During Amanda’s hospital stay in December, Medscape published an online documentary about young adults with colorectal cancer. The documentary featured Amanda and another young cancer patient, Wyatt (who passed away about a month before Amanda). Initially, we only saw the first two episodes and wondered about the conclusion.
A few weeks ago, I noticed the third episode, “Hit It With Everything We’ve Got,” was online. Maybe the video was available earlier and we missed it, but this installment captures the devastating effect colon cancer has on young, unsuspecting adults. One day you have other plans and dreams, as Amanda and I did, and the next day you’re scheduling appointments with oncologists and surgeons. Amanda’s interview for the finale is very difficult to watch.
Today’s the first day of March, which is Colon Cancer Awareness Month.

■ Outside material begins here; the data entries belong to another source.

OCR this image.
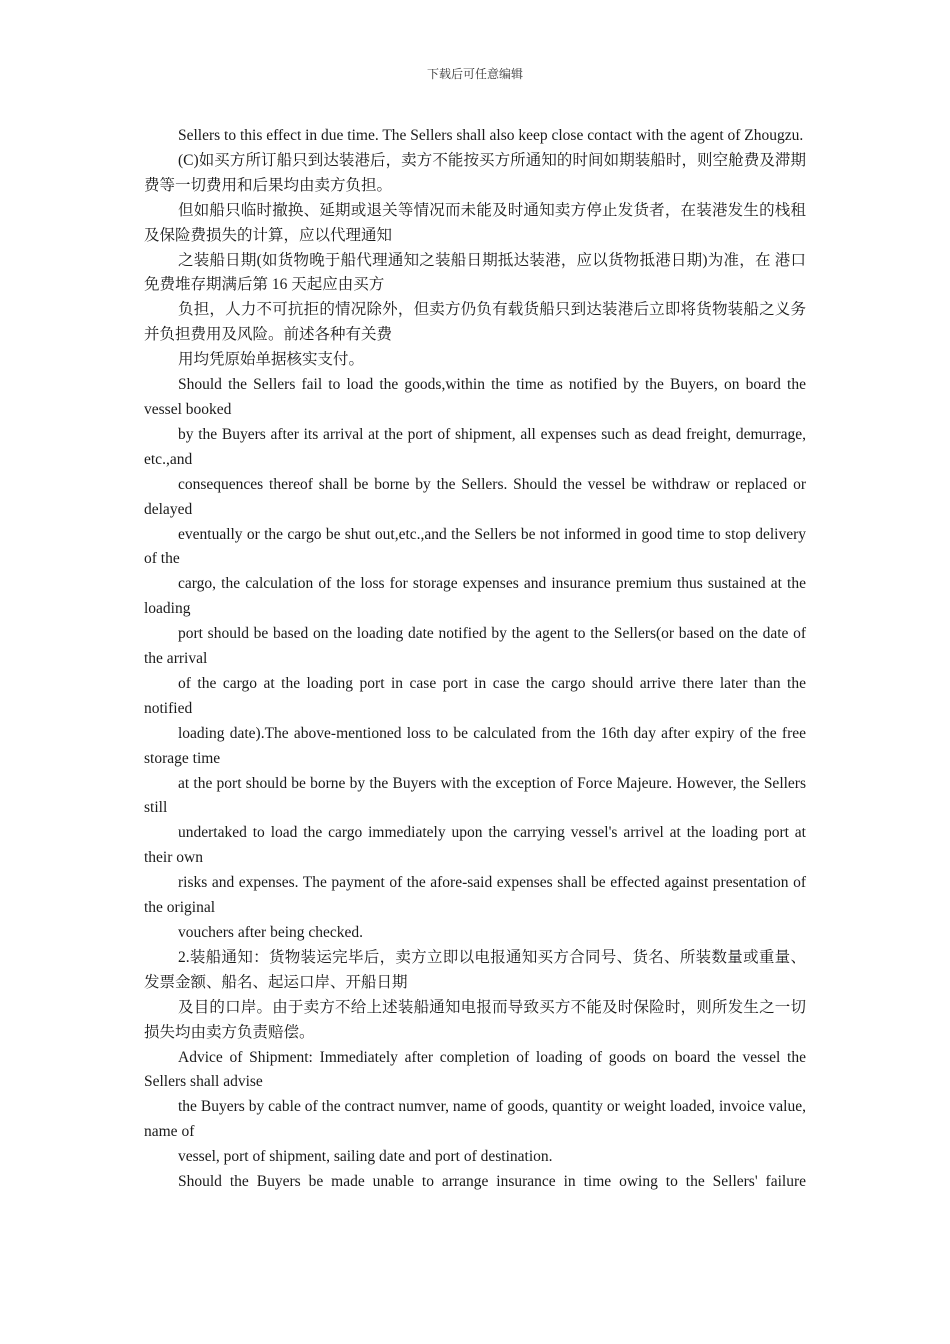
下载后可任意编辑

Sellers to this effect in due time. The Sellers shall also keep close contact with the agent of Zhougzu.

(C)如买方所订船只到达装港后，卖方不能按买方所通知的时间如期装船时，则空舱费及滞期费等一切费用和后果均由卖方负担。

但如船只临时撤换、延期或退关等情况而未能及时通知卖方停止发货者，在装港发生的栈租及保险费损失的计算，应以代理通知

之装船日期(如货物晚于船代理通知之装船日期抵达装港，应以货物抵港日期)为准，在 港口免费堆存期满后第 16 天起应由买方

负担，人力不可抗拒的情况除外，但卖方仍负有载货船只到达装港后立即将货物装船之义务并负担费用及风险。前述各种有关费

用均凭原始单据核实支付。

Should the Sellers fail to load the goods,within the time as notified by the Buyers, on board the vessel booked

by the Buyers after its arrival at the port of shipment, all expenses such as dead freight, demurrage, etc.,and

consequences thereof shall be borne by the Sellers. Should the vessel be withdraw or replaced or delayed

eventually or the cargo be shut out,etc.,and the Sellers be not informed in good time to stop delivery of the

cargo, the calculation of the loss for storage expenses and insurance premium thus sustained at the loading

port should be based on the loading date notified by the agent to the Sellers(or based on the date of the arrival

of the cargo at the loading port in case port in case the cargo should arrive there later than the notified

loading date).The above-mentioned loss to be calculated from the 16th day after expiry of the free storage time

at the port should be borne by the Buyers with the exception of Force Majeure. However, the Sellers still

undertaked to load the cargo immediately upon the carrying vessel's arrivel at the loading port at their own

risks and expenses. The payment of the afore-said expenses shall be effected against presentation of the original

vouchers after being checked.

2.装船通知：货物装运完毕后，卖方立即以电报通知买方合同号、货名、所装数量或重量、发票金额、船名、起运口岸、开船日期

及目的口岸。由于卖方不给上述装船通知电报而导致买方不能及时保险时，则所发生之一切损失均由卖方负责赔偿。

Advice of Shipment: Immediately after completion of loading of goods on board the vessel the Sellers shall advise

the Buyers by cable of the contract numver, name of goods, quantity or weight loaded, invoice value, name of

vessel, port of shipment, sailing date and port of destination.

Should the Buyers be made unable to arrange insurance in time owing to the Sellers' failure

And, Amanda participated in the Medscape documentary to raise awareness about the surge in colorectal cancer cases affecting young adults–so, with links to the Colon Cancer Alliance and other resources, here’s what you should know or do:
- Yes, the incidence rates of colon and rectal cancers among young adults have increased in recent years. No one really knows why.
- Screening for colon and rectal cancer is incredibly important. Most who are diagnosed with colon cancer are asymptomatic, so everyone should know if they’re at risk.
- You should take this colon cancer risk quiz.
- Talk to your doctor if you experience any of the following symptoms:
- A change in bowel habits
- Persistent abdominal discomfort
- Rectal bleeding
- Weakness or fatigue
As noted by the Colon Cancer Alliance, “Only a medical professional can determine the cause of your symptoms. … It is important not to wait before seeing a doctor. Early detection can save your life.”